What do I do AFTER an earthquake?
• Expect and prepare for potential aftershocks, landslides or even a tsunami. Earthquakes often generate tsunamis.
• Each time you feel an aftershock, drop, cover and hold on. Aftershocks frequently occur minutes, days, weeks and even months after an earthquake.
• Check yourself for injuries and get first aid, if necessary, before helping injured or trapped people.
• Put on long pants, a long-sleeved shirt, sturdy shoes and work gloves to protect against injury from broken objects.
• Look quickly for damage in and around your home and get everyone out, if your home is unsafe.
• Listen to a portable, battery-operated or hand-crank radio for updated emergency information and instructions.
• Check the telephones in your home or workplace to see if you can get a dial tone. Make brief calls to report life-threatening emergencies.
• Look for and extinguish small fires.

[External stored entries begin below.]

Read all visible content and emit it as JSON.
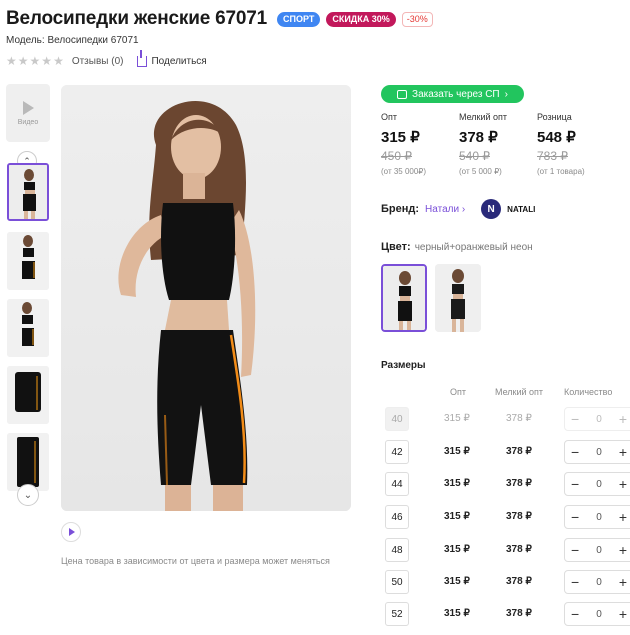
{
  "product": {
    "title": "Велосипедки женские 67071",
    "badges": {
      "sport": "СПОРТ",
      "sale": "СКИДКА 30%",
      "pct": "-30%"
    },
    "model": "Модель: Велосипедки 67071",
    "reviews": "Отзывы (0)",
    "share": "Поделиться"
  },
  "gallery": {
    "video_label": "Видео",
    "note": "Цена товара в зависимости от цвета и размера может меняться"
  },
  "order_button": "Заказать через СП",
  "prices": [
    {
      "label": "Опт",
      "current": "315 ₽",
      "old": "450 ₽",
      "cond": "(от 35 000₽)"
    },
    {
      "label": "Мелкий опт",
      "current": "378 ₽",
      "old": "540 ₽",
      "cond": "(от 5 000 ₽)"
    },
    {
      "label": "Розница",
      "current": "548 ₽",
      "old": "783 ₽",
      "cond": "(от 1 товара)"
    }
  ],
  "brand": {
    "label": "Бренд:",
    "value": "Натали",
    "logo_letter": "N",
    "logo_text": "NATALI"
  },
  "color": {
    "label": "Цвет:",
    "value": "черный+оранжевый неон"
  },
  "sizes": {
    "title": "Размеры",
    "headers": {
      "opt": "Опт",
      "small": "Мелкий опт",
      "qty": "Количество"
    },
    "rows": [
      {
        "size": "40",
        "opt": "315 ₽",
        "small": "378 ₽",
        "qty": "0",
        "available": false
      },
      {
        "size": "42",
        "opt": "315 ₽",
        "small": "378 ₽",
        "qty": "0",
        "available": true
      },
      {
        "size": "44",
        "opt": "315 ₽",
        "small": "378 ₽",
        "qty": "0",
        "available": true
      },
      {
        "size": "46",
        "opt": "315 ₽",
        "small": "378 ₽",
        "qty": "0",
        "available": true
      },
      {
        "size": "48",
        "opt": "315 ₽",
        "small": "378 ₽",
        "qty": "0",
        "available": true
      },
      {
        "size": "50",
        "opt": "315 ₽",
        "small": "378 ₽",
        "qty": "0",
        "available": true
      },
      {
        "size": "52",
        "opt": "315 ₽",
        "small": "378 ₽",
        "qty": "0",
        "available": true
      }
    ]
  },
  "colors": {
    "accent": "#7a4fd8",
    "green": "#22c55e",
    "sport": "#3f86f2",
    "sale": "#c2185b"
  }
}
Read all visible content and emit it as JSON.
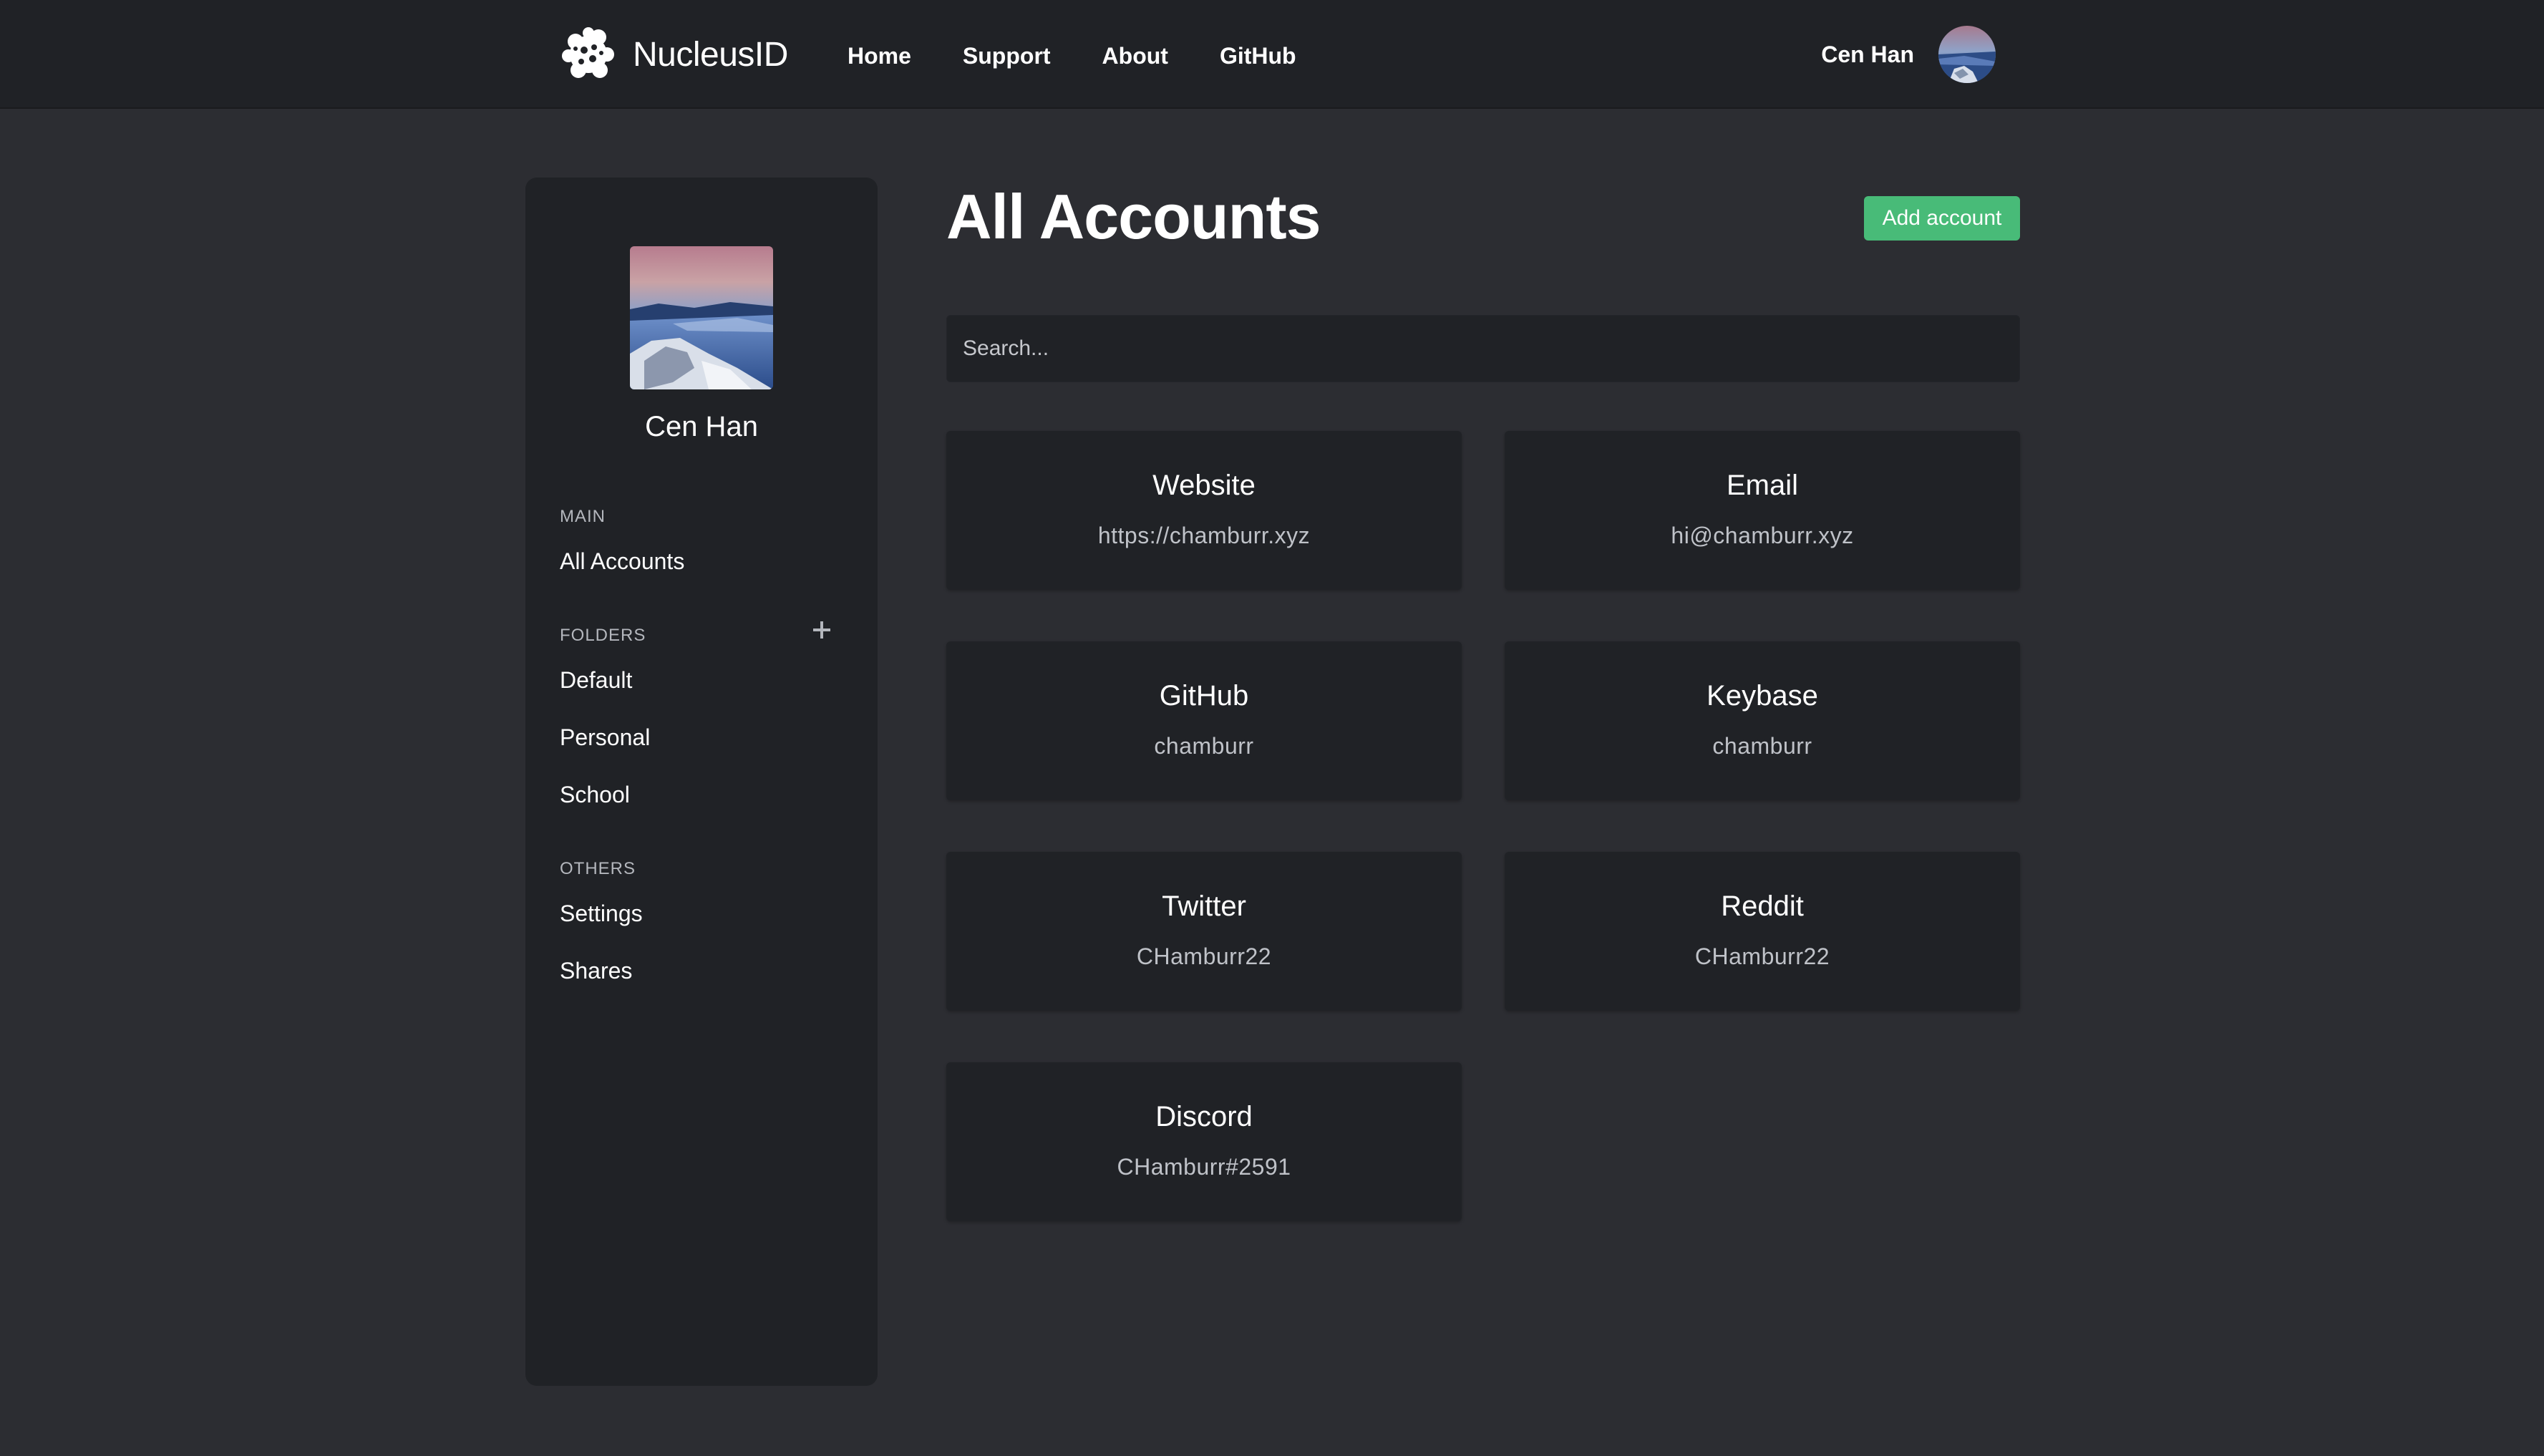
{
  "navbar": {
    "brand": "NucleusID",
    "links": [
      "Home",
      "Support",
      "About",
      "GitHub"
    ],
    "user_name": "Cen Han"
  },
  "sidebar": {
    "profile_name": "Cen Han",
    "sections": {
      "main": "MAIN",
      "folders": "FOLDERS",
      "others": "OTHERS"
    },
    "main_items": [
      "All Accounts"
    ],
    "folder_items": [
      "Default",
      "Personal",
      "School"
    ],
    "other_items": [
      "Settings",
      "Shares"
    ]
  },
  "main": {
    "title": "All Accounts",
    "add_button": "Add account",
    "search_placeholder": "Search..."
  },
  "accounts": [
    {
      "name": "Website",
      "value": "https://chamburr.xyz"
    },
    {
      "name": "Email",
      "value": "hi@chamburr.xyz"
    },
    {
      "name": "GitHub",
      "value": "chamburr"
    },
    {
      "name": "Keybase",
      "value": "chamburr"
    },
    {
      "name": "Twitter",
      "value": "CHamburr22"
    },
    {
      "name": "Reddit",
      "value": "CHamburr22"
    },
    {
      "name": "Discord",
      "value": "CHamburr#2591"
    }
  ],
  "colors": {
    "background": "#2c2d32",
    "panel": "#202226",
    "accent": "#48bb78"
  }
}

Fire is the most common hazard after an earthquake.
• Clean up spilled medications, bleach, gasoline or other flammable liquids immediately.
• Open closet and cabinet doors carefully as contents may have shifted.
• Help people who need special assistance, such as infants, children and the elderly or disabled.
• Watch out for fallen power lines or broken gas lines and stay out of damaged areas.
• Keep animals under your direct control.
• Stay out of damaged buildings.
• If you were away from home, return only when authorities say it is safe. Use extreme caution and examine walls, floors, doors, staircases and windows for damage.
• Be careful when driving after an earthquake and anticipate traffic-light outages.